You need enough bottles to hold the beer. I normally reckon on getting about 6l of beer to bottle from my 10l of starting water, so I’ll clean and sterilise about 14 500ml bottles to give me a margin of error. Bottle caps sterilised too – and make sure they fit on your bottles (sizes aren’t entirely standardised). Given that volume estimate, you can calculate how much sugar to add for the secondary fermentation inside the bottle. In practise, it works out about 2.5g per bottle for the styles I’m brewing. I dissolve the sugar in my wort sample, put that into my jerry can and siphon the beer out of the fermentor; this time, I do try and minimise the amount of trub that gets in.
The beer can be bottled – a bottling wand is helpful, attached to the siphon – and capped, which can be tricky with only two hands.
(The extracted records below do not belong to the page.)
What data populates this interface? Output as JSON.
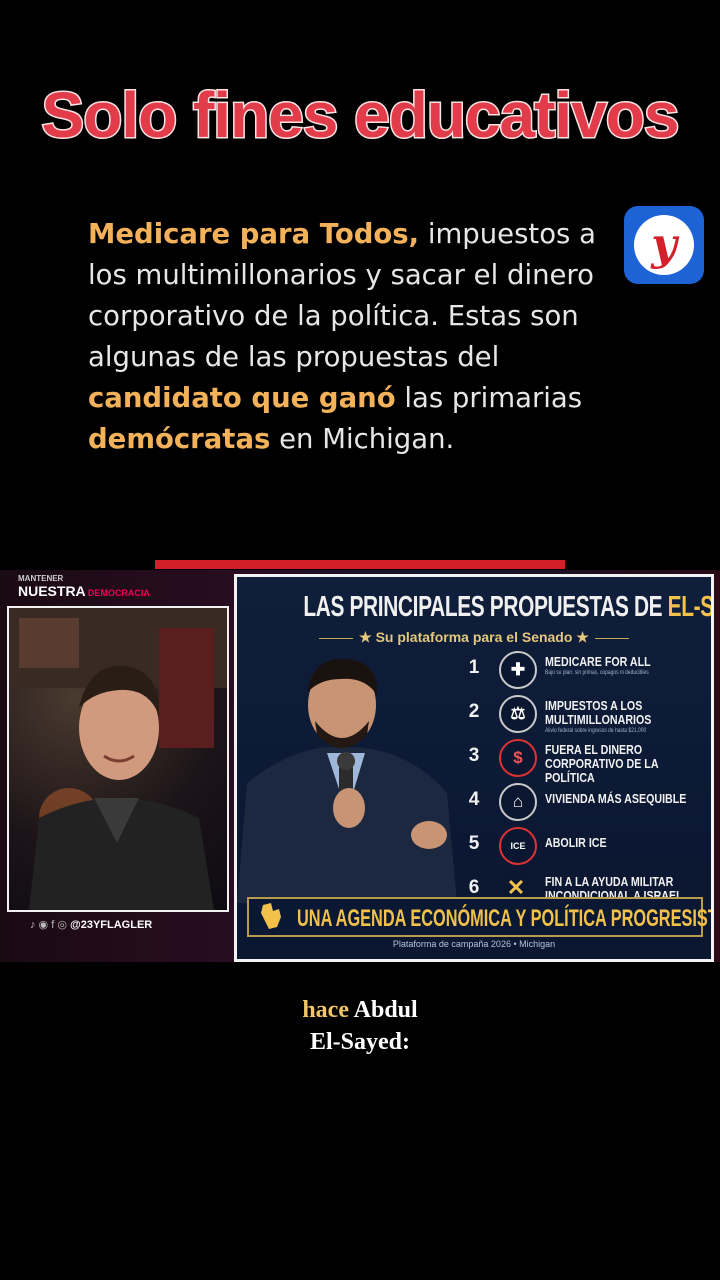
{
  "overlay": {
    "watermark": "Solo fines educativos"
  },
  "article": {
    "seg1_highlight": "Medicare para Todos,",
    "seg2": " impuestos a los multimillonarios y sacar el dinero corporativo de la política. Estas son algunas de las propuestas del ",
    "seg3_highlight": "candidato que ganó",
    "seg4": " las primarias ",
    "seg5_highlight": "demócratas",
    "seg6": " en Michigan."
  },
  "channel_logo": {
    "letter": "y"
  },
  "host_panel": {
    "top_small": "MANTENER",
    "top_big": "NUESTRA",
    "top_red": "DEMOCRACIA",
    "handle": "@23YFLAGLER"
  },
  "poster": {
    "title_white": "LAS PRINCIPALES PROPUESTAS DE ",
    "title_gold": "EL-SAYED",
    "subtitle": "★ Su plataforma para el Senado ★",
    "proposals": [
      {
        "n": "1",
        "icon": "✚",
        "label": "MEDICARE FOR ALL",
        "detail": "Bajo su plan: sin primas, copagos ni deducibles"
      },
      {
        "n": "2",
        "icon": "⚖",
        "label": "IMPUESTOS A LOS MULTIMILLONARIOS",
        "detail": "Alivio federal sobre ingresos de hasta $21,000"
      },
      {
        "n": "3",
        "icon": "$",
        "label": "FUERA EL DINERO CORPORATIVO DE LA POLÍTICA",
        "detail": ""
      },
      {
        "n": "4",
        "icon": "⌂",
        "label": "VIVIENDA MÁS ASEQUIBLE",
        "detail": ""
      },
      {
        "n": "5",
        "icon": "ICE",
        "label": "ABOLIR ICE",
        "detail": ""
      },
      {
        "n": "6",
        "icon": "✕",
        "label": "FIN A LA AYUDA MILITAR INCONDICIONAL A ISRAEL",
        "detail": ""
      }
    ],
    "banner": "UNA AGENDA ECONÓMICA Y POLÍTICA PROGRESISTA",
    "footer": "Plataforma de campaña 2026 • Michigan"
  },
  "caption": {
    "gold": "hace",
    "white_1": " Abdul",
    "white_2": "El-Sayed:"
  }
}
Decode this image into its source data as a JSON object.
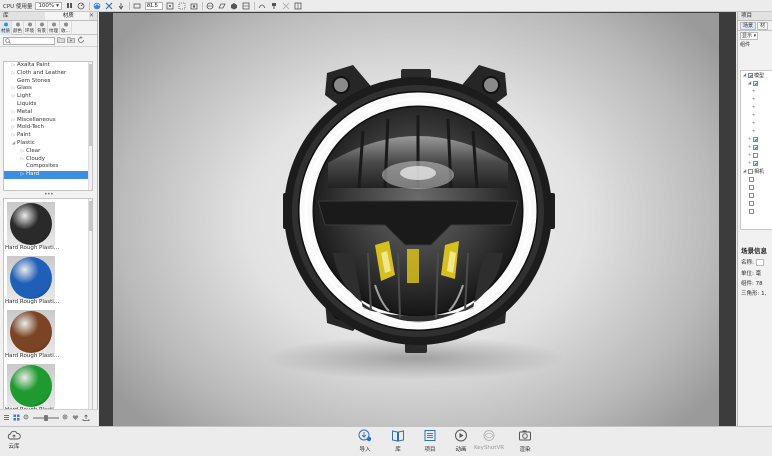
{
  "toolbar": {
    "cpu_label": "CPU 使用量",
    "cpu_value": "100%",
    "resolution_value": "81.5"
  },
  "library": {
    "panel_title": "库",
    "active_tab_title": "材质",
    "tabs": [
      {
        "label": "材质",
        "icon": "material-icon"
      },
      {
        "label": "颜色",
        "icon": "color-icon"
      },
      {
        "label": "环境",
        "icon": "environment-icon"
      },
      {
        "label": "背景",
        "icon": "background-icon"
      },
      {
        "label": "纹理",
        "icon": "texture-icon"
      },
      {
        "label": "收...",
        "icon": "favorites-icon"
      }
    ],
    "search_value": "",
    "tree": [
      {
        "label": "Axalta Paint",
        "level": 0,
        "arrow": "▷"
      },
      {
        "label": "Cloth and Leather",
        "level": 0,
        "arrow": "▷"
      },
      {
        "label": "Gem Stones",
        "level": 0,
        "arrow": ""
      },
      {
        "label": "Glass",
        "level": 0,
        "arrow": "▷"
      },
      {
        "label": "Light",
        "level": 0,
        "arrow": "▷"
      },
      {
        "label": "Liquids",
        "level": 0,
        "arrow": ""
      },
      {
        "label": "Metal",
        "level": 0,
        "arrow": "▷"
      },
      {
        "label": "Miscellaneous",
        "level": 0,
        "arrow": "▷"
      },
      {
        "label": "Mold-Tech",
        "level": 0,
        "arrow": "▷"
      },
      {
        "label": "Paint",
        "level": 0,
        "arrow": "▷"
      },
      {
        "label": "Plastic",
        "level": 0,
        "arrow": "◢"
      },
      {
        "label": "Clear",
        "level": 1,
        "arrow": "▷"
      },
      {
        "label": "Cloudy",
        "level": 1,
        "arrow": "▷"
      },
      {
        "label": "Composites",
        "level": 1,
        "arrow": ""
      },
      {
        "label": "Hard",
        "level": 1,
        "arrow": "▷",
        "selected": true
      }
    ],
    "ellipsis": "•••",
    "thumbnails": [
      {
        "label": "Hard Rough Plasti...",
        "color": "#2a2a2a"
      },
      {
        "label": "Hard Rough Plasti...",
        "color": "#1f5fb8"
      },
      {
        "label": "Hard Rough Plasti...",
        "color": "#7a4425"
      },
      {
        "label": "Hard Rough Plasti...",
        "color": "#1f9a2e"
      }
    ]
  },
  "project": {
    "panel_title": "项目",
    "tabs": [
      "场景",
      "材"
    ],
    "show_label": "显示",
    "group_label": "组件",
    "model_label": "模型",
    "camera_label": "相机",
    "info_title": "场景信息",
    "name_label": "名称:",
    "unit_label": "单位:",
    "unit_value": "毫",
    "group_count_label": "组件:",
    "group_count_value": "78",
    "triangles_label": "三角形:",
    "triangles_value": "1,"
  },
  "dock": {
    "cloud_label": "云库",
    "buttons": [
      {
        "label": "导入",
        "icon": "import-icon",
        "enabled": true
      },
      {
        "label": "库",
        "icon": "library-book-icon",
        "enabled": true
      },
      {
        "label": "项目",
        "icon": "project-list-icon",
        "enabled": true
      },
      {
        "label": "动画",
        "icon": "animation-play-icon",
        "enabled": true
      },
      {
        "label": "KeyShotVR",
        "icon": "keyshotvr-icon",
        "enabled": false
      },
      {
        "label": "渲染",
        "icon": "render-camera-icon",
        "enabled": true
      }
    ]
  },
  "colors": {
    "accent": "#3d8ee1",
    "dock_icon": "#2f6fb6",
    "amber_led": "#d6c01f"
  }
}
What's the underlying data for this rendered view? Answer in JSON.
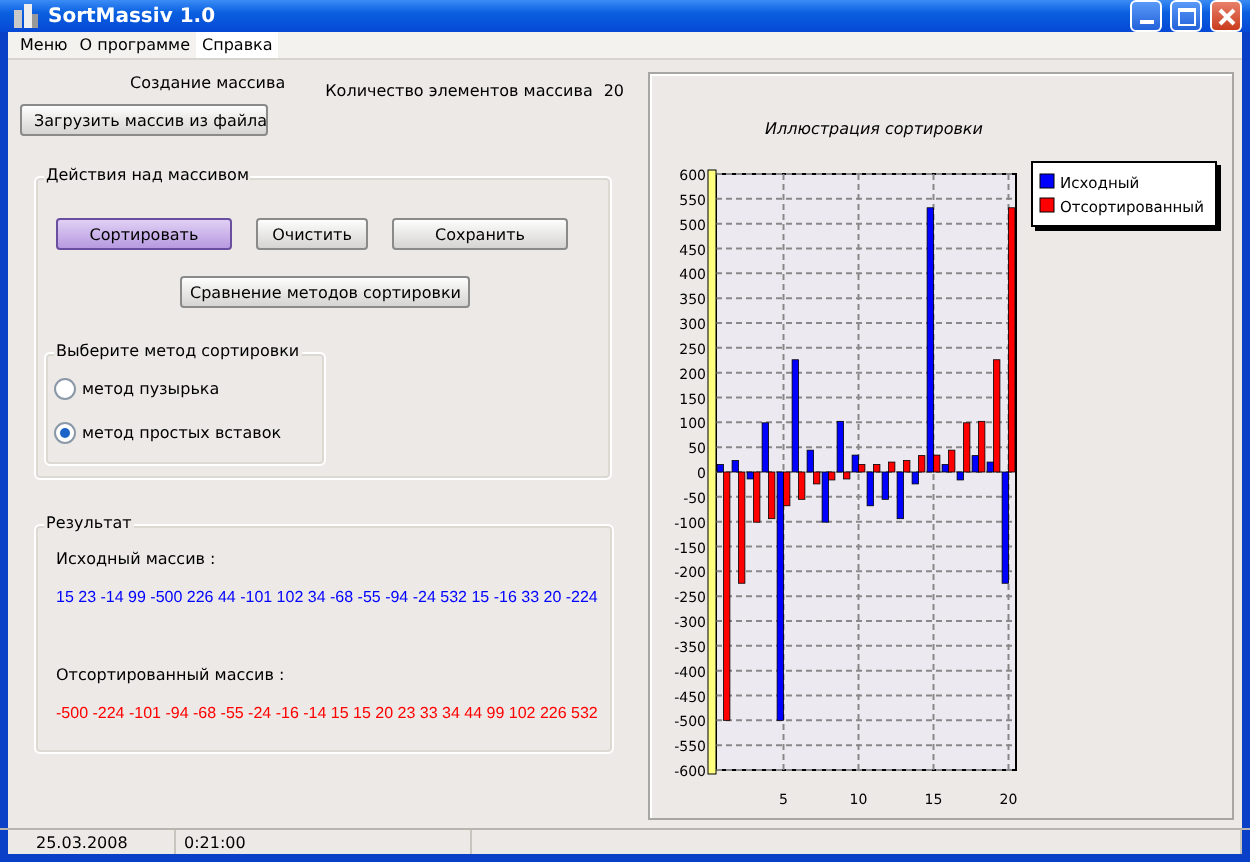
{
  "window": {
    "title": "SortMassiv 1.0"
  },
  "menu": [
    {
      "label": "Меню",
      "selected": false
    },
    {
      "label": "О программе",
      "selected": false
    },
    {
      "label": "Справка",
      "selected": true
    }
  ],
  "create": {
    "heading": "Создание массива",
    "count_label": "Количество элементов массива",
    "count": "20",
    "load_button": "Загрузить массив из файла"
  },
  "actions": {
    "title": "Действия над массивом",
    "buttons": [
      {
        "label": "Сортировать",
        "focused": true
      },
      {
        "label": "Очистить",
        "focused": false
      },
      {
        "label": "Сохранить",
        "focused": false
      }
    ],
    "compare_button": "Сравнение методов сортировки",
    "method_group": {
      "title": "Выберите метод сортировки",
      "options": [
        {
          "label": "метод пузырька",
          "selected": false
        },
        {
          "label": "метод простых вставок",
          "selected": true
        }
      ]
    }
  },
  "result": {
    "title": "Результат",
    "source_label": "Исходный массив :",
    "source": "15 23 -14 99 -500 226 44 -101 102 34 -68 -55 -94 -24 532 15 -16 33 20 -224",
    "sorted_label": "Отсортированный массив :",
    "sorted": "-500 -224 -101 -94 -68 -55 -24 -16 -14 15 15 20 23 33 34 44 99 102 226 532"
  },
  "chart": {
    "chart_data": {
      "type": "bar",
      "title": "Иллюстрация сортировки",
      "x": [
        1,
        2,
        3,
        4,
        5,
        6,
        7,
        8,
        9,
        10,
        11,
        12,
        13,
        14,
        15,
        16,
        17,
        18,
        19,
        20
      ],
      "xlim": [
        0.5,
        20.5
      ],
      "grid": true,
      "legend": true,
      "series": [
        {
          "name": "Исходный",
          "color": "#0000ff",
          "values": [
            15,
            23,
            -14,
            99,
            -500,
            226,
            44,
            -101,
            102,
            34,
            -68,
            -55,
            -94,
            -24,
            532,
            15,
            -16,
            33,
            20,
            -224
          ]
        },
        {
          "name": "Отсортированный",
          "color": "#ff0000",
          "values": [
            -500,
            -224,
            -101,
            -94,
            -68,
            -55,
            -24,
            -16,
            -14,
            15,
            15,
            20,
            23,
            33,
            34,
            44,
            99,
            102,
            226,
            532
          ]
        }
      ],
      "ylim": [
        -600,
        600
      ],
      "yticks": [
        600,
        550,
        500,
        450,
        400,
        350,
        300,
        250,
        200,
        150,
        100,
        50,
        0,
        -50,
        -100,
        -150,
        -200,
        -250,
        -300,
        -350,
        -400,
        -450,
        -500,
        -550,
        -600
      ],
      "xticks": [
        {
          "value": 5,
          "label": "5"
        },
        {
          "value": 10,
          "label": "10"
        },
        {
          "value": 15,
          "label": "15"
        },
        {
          "value": 20,
          "label": "20"
        }
      ]
    }
  },
  "status_bar": [
    "25.03.2008",
    "0:21:00"
  ]
}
A dry run with water might not be a bad preparation to work out how to co-ordinate everything without knocking bottles over. Once that’s done, the work is almost over.
Leave the bottles somewhere warm for a week or so; the yeast inside the bottle wants a decent temperature in order to work on that fresh sugar and create some CO2. It is inert, so protects the beer and also gives it a bit of fizz – producing both mouthfeel and the head on top of the glass. Somewhere during that week, you can label the bottles if you want – milk turns out to be perfect for sticking the labels on and you wipe off the excess, so it doesn’t seem to create any sour smells. Put the beer somewhere cool and give it another week or two to condition.